Fast ForWord Literacy and Literacy Advanced
This program is geared toward middle and high school students but can be used with upper elementary students who’s auditory processing delays require less early stage intervention.
Although these programs continue to develop auditory skills for processing sounds, syllables, and words, they introduce activities for used auditory cohesion and auditory/listening comprehension, sequencing of multi-step instructions, and auditory-visual memory skills. The activities provide advanced grammatical structures and vocabulary, as well as auditory skills related to reading such as phonemic awareness, decoding, and word recognition skills.
The iLs Program
The iLs program is an exercise program for the brain and the body that combines the elements of music, balance, movement and language to support the sensory processing mechanisms.
The program targets the foundations of learning and behavior through multisensory input to the motor, visual, vestibular, and auditory systems. It does this in a hierarchical manner with the early phases of intervention supporting sensory processing and later levels gradually increasing to higher order cognitive functions. Together, the body and brain become better organized and primed for improved processing of environmental information, improved attention, and overall improved learning.
Hear Builder is a program that addresses language and auditory processing skills in children from PreK to eighth grade.

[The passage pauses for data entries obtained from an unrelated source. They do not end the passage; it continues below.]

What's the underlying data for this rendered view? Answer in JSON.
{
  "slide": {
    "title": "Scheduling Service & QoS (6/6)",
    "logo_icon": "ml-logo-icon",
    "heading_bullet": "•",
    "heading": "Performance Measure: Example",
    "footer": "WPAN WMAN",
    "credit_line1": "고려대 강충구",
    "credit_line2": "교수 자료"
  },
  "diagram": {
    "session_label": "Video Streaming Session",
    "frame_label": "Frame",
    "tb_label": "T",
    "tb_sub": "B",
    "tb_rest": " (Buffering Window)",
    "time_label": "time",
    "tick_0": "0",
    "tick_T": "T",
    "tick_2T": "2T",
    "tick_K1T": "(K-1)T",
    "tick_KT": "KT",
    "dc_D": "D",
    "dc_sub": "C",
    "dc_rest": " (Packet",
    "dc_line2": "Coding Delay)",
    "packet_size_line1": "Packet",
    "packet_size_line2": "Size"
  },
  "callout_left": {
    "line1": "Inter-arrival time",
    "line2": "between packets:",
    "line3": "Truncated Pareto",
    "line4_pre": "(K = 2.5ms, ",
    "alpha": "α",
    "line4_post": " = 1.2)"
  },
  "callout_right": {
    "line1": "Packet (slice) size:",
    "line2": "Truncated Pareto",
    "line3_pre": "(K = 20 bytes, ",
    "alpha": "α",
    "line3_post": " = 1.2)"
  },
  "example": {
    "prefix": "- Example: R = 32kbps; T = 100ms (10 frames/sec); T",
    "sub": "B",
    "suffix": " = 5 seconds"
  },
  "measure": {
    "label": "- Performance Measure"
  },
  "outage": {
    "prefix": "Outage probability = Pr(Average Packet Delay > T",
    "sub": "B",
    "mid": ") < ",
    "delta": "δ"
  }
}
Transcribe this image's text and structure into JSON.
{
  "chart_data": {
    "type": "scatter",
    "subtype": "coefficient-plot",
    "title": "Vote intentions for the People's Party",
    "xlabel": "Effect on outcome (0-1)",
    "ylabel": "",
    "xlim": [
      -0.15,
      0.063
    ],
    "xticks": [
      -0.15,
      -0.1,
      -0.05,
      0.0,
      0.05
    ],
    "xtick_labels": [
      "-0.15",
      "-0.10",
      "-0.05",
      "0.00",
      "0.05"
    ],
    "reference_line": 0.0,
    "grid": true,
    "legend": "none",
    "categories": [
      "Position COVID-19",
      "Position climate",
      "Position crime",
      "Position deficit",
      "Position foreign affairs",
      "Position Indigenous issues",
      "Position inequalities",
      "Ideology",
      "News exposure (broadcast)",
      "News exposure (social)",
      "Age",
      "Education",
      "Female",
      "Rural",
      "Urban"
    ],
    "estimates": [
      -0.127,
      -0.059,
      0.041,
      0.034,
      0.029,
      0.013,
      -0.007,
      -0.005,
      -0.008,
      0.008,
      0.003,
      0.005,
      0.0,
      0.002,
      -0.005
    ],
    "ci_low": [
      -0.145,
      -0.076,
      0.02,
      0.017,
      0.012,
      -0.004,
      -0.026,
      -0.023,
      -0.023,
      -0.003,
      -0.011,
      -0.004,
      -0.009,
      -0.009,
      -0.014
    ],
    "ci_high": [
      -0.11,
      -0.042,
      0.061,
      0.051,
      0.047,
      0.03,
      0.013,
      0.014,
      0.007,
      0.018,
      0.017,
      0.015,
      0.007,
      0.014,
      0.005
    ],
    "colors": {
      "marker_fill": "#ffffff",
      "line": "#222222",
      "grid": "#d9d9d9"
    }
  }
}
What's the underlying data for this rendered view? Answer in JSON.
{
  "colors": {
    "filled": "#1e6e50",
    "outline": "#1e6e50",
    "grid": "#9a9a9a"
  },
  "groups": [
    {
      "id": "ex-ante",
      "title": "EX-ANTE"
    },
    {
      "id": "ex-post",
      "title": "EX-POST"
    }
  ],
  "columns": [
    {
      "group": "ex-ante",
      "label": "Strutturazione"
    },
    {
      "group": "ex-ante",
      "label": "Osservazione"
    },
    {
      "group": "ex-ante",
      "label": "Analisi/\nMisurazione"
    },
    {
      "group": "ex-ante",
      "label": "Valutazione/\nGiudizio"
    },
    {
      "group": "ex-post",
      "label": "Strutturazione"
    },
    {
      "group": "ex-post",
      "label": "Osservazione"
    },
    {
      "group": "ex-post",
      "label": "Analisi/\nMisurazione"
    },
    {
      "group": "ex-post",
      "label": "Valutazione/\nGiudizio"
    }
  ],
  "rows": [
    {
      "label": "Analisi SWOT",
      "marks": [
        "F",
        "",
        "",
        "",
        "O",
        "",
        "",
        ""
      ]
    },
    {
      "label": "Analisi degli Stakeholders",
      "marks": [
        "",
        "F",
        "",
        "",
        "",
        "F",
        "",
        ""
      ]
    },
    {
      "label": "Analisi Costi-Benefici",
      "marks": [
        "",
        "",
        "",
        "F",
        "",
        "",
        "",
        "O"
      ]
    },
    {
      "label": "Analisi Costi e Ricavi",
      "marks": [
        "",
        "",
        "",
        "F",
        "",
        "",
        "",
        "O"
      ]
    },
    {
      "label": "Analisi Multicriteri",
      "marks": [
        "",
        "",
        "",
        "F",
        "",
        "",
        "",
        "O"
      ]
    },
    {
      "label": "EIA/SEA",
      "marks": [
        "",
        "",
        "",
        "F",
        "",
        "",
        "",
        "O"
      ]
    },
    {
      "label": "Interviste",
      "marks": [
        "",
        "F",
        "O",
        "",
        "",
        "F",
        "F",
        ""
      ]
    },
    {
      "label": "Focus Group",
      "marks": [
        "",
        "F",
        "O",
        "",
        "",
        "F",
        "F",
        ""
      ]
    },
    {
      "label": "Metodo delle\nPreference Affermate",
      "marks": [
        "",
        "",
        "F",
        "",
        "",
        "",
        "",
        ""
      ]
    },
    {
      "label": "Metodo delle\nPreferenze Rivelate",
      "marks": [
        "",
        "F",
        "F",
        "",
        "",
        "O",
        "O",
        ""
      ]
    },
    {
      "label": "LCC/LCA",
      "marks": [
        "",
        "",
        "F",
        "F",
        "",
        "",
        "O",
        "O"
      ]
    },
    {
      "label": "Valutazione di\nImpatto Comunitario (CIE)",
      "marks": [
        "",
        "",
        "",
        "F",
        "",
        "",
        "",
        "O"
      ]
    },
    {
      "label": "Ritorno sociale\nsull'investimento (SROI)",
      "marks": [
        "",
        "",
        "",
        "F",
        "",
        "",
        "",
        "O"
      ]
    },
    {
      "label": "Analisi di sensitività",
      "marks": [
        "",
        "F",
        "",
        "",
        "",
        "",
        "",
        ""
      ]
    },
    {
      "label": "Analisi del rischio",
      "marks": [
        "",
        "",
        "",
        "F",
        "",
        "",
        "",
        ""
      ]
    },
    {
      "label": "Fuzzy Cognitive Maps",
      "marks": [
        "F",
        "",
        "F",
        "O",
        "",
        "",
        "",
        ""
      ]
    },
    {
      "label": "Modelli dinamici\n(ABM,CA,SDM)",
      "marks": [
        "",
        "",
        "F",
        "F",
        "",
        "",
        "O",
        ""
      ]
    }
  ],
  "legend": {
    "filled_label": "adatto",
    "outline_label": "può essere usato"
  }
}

It provides individualized instruction at three levels of difficulty in 5 key areas of auditory and language development. Within each key area there are specific activities designed to target the multiple skills sets which are required for mastery of the domain. The following 5 areas and their skills sets are as follows:
- 1 Phonological Awareness
- Sentence Segmentation
- Syllable Blending
- Syllable Segmentation
- Phoneme Blending
- Phoneme Segmentation and Identification
- 2) Phonological Sequencing
- Place 2 of 3 Step Story Sequences with Pictures, Text, and Audio
- Place 3 of 3 Step Instructional Sequences with Pictures and Audio
- Place 3 of 4 Step Instructional Sequences with Text and Audio
- Place 4 of 4 Step Story Sequences with Pictures and Text
- 3) Basic Concepts
- 4) Following Directions
- Basic Directions
- Seqential Directions
- Quantitative and Spatial Directions
- Temporal Directions
- Conditional Directions
- 5) Auditory Memory
- Memory for Numbers
- Memory for Words
- Memory for Details
- Auditory Closure
- Memory for WH Information
- Memory Strategies
This program provides comprehensive training in a variety of areas to improve early developing language skills, auditory processing skills and reading skills.
How Our Treatment for Auditory Processing is Different
Brain locations involved in auditory processing can be localized with relative precision from the neurophysiological areas identified by Brodmann. The different sites used in the Brain Map / QEEG test correspond to these Brodmann areas which localize brain functions. The Brain Map can identify when any of the areas of the brain involved in auditory processing may be involved. These specific areas can be directly targeted through neurofeedback.
Placement of the leads directly on the sites identified as primarily responsible for auditory processing will result in highly focused auditory processing intervention.